Он заговорил не сразу, долго обдумывал слова, а когда начал, речь пошла совсем не о нас с ним.
— Когда мне было пять, я пошел в школу.
— Так рано, — шепнула я. Я не собиралась перебивать, но мне понравилось то, что мы сменили тему. Мне безумно понравилось то, что он начал рассказывать о себе.
— В Англии школа начинается с пяти, хотя уроки проходят в игровой форме, — дополнил он. — И тогда, помню, меня спросили о родителях. Все дети рассказывали о своих мамах и папах, а я соврал. Сказал, что у меня их нет, есть только Ирина. Моя няня. Она всегда была со мной. Очень добрая, заботливая и внимательная женщина. Не красивая, без косметики, дорогих шмоток, украшений и вонючих духов. Но именно в ее объятия я бежал после школы, ее одобрение мне было важно, и ее не хотелось разочаровывать, когда делал ошибки. Что делала моя мать в это время? Пропадала на приемах в высшем свете, мнила из себя гламурную аристократку, какой никогда не была. А отец? Слава торчал в офисе с утра до ночи. Он изредка заставал меня еще не спящим и говорил пустые, ничего не значащие для меня слова, о том, как любит меня. Я его не знал. Хотел, но не знал. А с годами и хотеть перестал. Когда мне стукнуло тринадцать, у родителей начались серьезные ссоры. Отец часто уезжал в Россию. И надолго. А мама вдруг почувствовала себя одинокой. Ее больше не радовали вечеринки и приемы, она переключила свое внимание на меня. И наткнулась на глухую стену, потому что единственный человек в доме, которого я по-настоящему ценил, все еще была Ирина. Уже пожилая, уставшая, но очень мудрая женщина. Она научила меня всему, окунула в русскую культуру, заставила читать классиков и изучать историю. Ну, не прям уж заставила… Мне было интересно. Хотя, должен отдать ей должное, убеждать она умела искусно.
Я улыбнулась, поняв, от кого это у Ромы. Он и сам тот еще манипулятор.
— Мама приревновала? — догадалась я.
— Да. Сильно. Она уволила няню. По ее мнению та плохо на меня влияла, настраивала против родителей. Ирине пришлось уйти, несмотря на мои мольбы. Я уже не считал себя ребенком и слезы считал чем-то постыдным, но в тот день ревел, как младенец. А женщина, которой никогда не было рядом, которая забрала у меня единственного верного друга, смотрела на меня, как на ничтожество и упрекала в том, что я не мужик. А еще упрекала Ирину в том, что воспитала меня нытиком.

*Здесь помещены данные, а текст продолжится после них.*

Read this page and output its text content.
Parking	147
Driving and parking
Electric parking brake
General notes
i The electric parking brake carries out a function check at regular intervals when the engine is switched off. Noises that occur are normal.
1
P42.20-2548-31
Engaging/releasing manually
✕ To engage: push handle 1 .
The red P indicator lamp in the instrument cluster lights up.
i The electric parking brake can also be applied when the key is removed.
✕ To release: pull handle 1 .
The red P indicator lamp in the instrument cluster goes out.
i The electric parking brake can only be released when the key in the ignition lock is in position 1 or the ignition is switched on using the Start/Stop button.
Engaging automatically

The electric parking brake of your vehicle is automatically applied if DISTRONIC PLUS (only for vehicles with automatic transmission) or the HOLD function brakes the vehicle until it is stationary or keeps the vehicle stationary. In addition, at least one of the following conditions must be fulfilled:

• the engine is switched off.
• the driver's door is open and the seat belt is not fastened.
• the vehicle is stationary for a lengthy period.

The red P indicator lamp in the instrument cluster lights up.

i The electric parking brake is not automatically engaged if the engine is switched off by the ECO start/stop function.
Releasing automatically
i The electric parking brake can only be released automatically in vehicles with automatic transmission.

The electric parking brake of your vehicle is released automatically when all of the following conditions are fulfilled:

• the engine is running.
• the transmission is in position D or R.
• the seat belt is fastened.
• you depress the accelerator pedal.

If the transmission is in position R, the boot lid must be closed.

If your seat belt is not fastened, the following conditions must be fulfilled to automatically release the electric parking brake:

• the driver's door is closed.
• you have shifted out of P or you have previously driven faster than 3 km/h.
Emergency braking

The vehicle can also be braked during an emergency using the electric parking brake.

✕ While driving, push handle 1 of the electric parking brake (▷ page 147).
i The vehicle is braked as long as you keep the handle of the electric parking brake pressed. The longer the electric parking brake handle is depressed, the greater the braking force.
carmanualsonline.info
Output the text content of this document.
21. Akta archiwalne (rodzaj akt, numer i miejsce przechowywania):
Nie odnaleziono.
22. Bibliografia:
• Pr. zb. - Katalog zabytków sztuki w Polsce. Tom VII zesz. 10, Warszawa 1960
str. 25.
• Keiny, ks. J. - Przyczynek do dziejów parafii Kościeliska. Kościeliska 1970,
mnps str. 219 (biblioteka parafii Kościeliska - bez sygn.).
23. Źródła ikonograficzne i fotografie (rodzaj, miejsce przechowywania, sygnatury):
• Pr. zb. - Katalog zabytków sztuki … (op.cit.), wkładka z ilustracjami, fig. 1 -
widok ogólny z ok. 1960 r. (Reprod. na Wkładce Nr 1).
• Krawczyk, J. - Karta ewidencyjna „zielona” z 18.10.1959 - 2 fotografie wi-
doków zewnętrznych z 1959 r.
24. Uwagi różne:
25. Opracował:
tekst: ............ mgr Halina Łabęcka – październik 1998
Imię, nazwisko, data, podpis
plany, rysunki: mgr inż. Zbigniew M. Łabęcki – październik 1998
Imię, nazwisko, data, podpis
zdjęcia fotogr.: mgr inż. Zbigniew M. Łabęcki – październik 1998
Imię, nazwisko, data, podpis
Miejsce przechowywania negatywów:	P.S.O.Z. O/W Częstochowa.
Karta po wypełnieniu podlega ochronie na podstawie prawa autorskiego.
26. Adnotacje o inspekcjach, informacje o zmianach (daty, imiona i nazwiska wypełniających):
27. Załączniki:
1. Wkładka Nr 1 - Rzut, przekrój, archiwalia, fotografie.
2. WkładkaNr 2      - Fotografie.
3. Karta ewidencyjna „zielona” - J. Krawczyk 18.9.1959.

Это разрывала мне сердце. Я прижалась губами к его руке и начала поглаживать ее, успокаивая и показывая, что рядом.
— Ничего. Это был переломный момент — такие в жизни есть у каждого. Стало хуже, но я приспособился. С Ирой мы виделись все равно, она приходила ко мне после школы, и мы гуляли в парке, читали русские книжки. Так продолжалось еще несколько месяцев, пока она не нашла работу в пансионате для престарелых, и не перебралась в другую часть Великобритании. Она находила способы связаться со мной. Звонила, писала письма — настоящие, а не электронные. А потом и мобильный телефон освоила.